Wednesday, November 08, 2006

Signals

This midterm election result is a signal from the voters. Unfortunately it is a rather crude instrument. The future hinges critically on the correct interpretation of this signal.

In the short run, the signal is being interpreted by foreign tyrants as a welcome relief from the pressures of reform and justice; the gloating has already begun. Thug regimes are looking forward to cutting deals, they hope, with a new "pragmatism" and realpolitik headed by a returning James Baker and his Iraq Commission.

They may or may not be justified in that hope.

It is the longer-term interpretation of the signal by our own government that matters most.

On the one hand, if the Democrats believe their own anti-Bush propaganda and take it as a mandate to pretend none of them had overwhelmingly voted to use force in Iraq, and to pretend none of them were saying how much of a threat Saddam Hussein was since at least 1996 when Clinton was bombing Iraq's ongoing WMD programs (which nobody seriously disputes existed at that time), and to refight issues from 3 years ago, then we will be ill-served.

But on the other hand, there is perhaps a ray of hope. Maybe, just maybe, their childish petulance that refused, through their lackeys in the MSM, to attribute ANY shred of positivity to a Bush policy, in retaliation for what they saw as "stolen" elections, will now dissipate.

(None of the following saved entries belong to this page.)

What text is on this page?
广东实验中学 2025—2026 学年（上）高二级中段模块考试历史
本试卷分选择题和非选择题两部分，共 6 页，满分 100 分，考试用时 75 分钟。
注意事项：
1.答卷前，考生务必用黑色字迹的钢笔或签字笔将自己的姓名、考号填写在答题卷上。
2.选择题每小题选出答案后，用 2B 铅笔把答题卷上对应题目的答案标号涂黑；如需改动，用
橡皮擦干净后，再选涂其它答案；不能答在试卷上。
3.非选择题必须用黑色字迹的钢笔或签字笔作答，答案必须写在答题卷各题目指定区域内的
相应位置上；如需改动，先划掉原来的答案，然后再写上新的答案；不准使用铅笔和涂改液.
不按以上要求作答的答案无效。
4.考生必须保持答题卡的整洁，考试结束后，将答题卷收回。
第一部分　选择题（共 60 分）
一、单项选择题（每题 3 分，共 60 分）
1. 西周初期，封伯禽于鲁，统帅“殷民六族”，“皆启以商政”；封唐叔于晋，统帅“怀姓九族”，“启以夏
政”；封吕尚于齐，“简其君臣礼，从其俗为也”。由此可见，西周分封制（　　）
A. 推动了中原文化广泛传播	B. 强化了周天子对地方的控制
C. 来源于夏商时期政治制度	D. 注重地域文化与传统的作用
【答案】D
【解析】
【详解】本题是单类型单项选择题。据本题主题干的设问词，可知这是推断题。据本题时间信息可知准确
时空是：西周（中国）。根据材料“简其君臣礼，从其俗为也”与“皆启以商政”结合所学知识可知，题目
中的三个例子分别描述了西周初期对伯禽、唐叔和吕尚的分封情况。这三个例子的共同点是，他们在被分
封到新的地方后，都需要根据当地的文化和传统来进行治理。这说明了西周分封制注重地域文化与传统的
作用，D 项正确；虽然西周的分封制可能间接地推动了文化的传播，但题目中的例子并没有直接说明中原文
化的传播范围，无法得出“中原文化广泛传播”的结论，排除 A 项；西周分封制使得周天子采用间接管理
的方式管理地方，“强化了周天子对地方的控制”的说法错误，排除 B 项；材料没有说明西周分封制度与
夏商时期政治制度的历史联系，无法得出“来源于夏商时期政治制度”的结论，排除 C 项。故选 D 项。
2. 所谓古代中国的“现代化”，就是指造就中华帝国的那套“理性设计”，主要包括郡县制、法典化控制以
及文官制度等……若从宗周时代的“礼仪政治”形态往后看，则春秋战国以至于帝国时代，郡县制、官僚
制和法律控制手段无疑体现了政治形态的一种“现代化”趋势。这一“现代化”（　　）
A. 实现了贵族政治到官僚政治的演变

Maybe, with Dems in power, the media will start to report good news on the economy and on Iraq, to make it appeaer the Democrat policies are magically making the world well again.

Perhaps the stunning success of Phase I of the Iraq campaign will be recognized: the adroit removal of a terrible tyrant who was buying off sanctions through the Oil for Food fraud, and the revelations of the Libyan nuclear program and AQ Khan's WMD technology blackmarket.

Avoidance of that recognition to this point makes no rational sense, but that's the human psychology. The "reaction from around the world" is already jubilation at the "downfall" of Bush policy. The media will portray this as foreigners liking us better, perhaps making much of America feel better about itself too. Perhaps morale will improve if the media stops its relentless propaganda that was designed to get Republicans out of power now that that aim has been achieved.

Those of us who knew what had to be done from the start will find this blatant delusional dishonesty galling of course, but we were always going to contribute to the effort of transforming the Middle East anyway. If this is the price of getting others on board, so be it.

It's that important.

So instead of trying to impeach Bush and Cheney, maybe the Democrats will move away from their smokescreen rhetorical issues, now that they have a way to get credit for success, and will provide some useful ideas.

I have never been a fan of one-party rule. A true loyal opposition, all along, would have been asking the following important questions. Perhaps they will ask them now.

For example, should Iraq be allowed to follow the natural course of history and divide along religion-ethnic lines?

Should the army be expanded by a division or two, and what incentives should be offered to encourage volunteers?

How to deal with a nuclear Pakistan after Musharraf, who can't last forever?

Or, maybe we'll find out that they were commie scum all along, and just can't stop themselves from continuing to destroy America from within for the sheer nihilistic pleasure of it.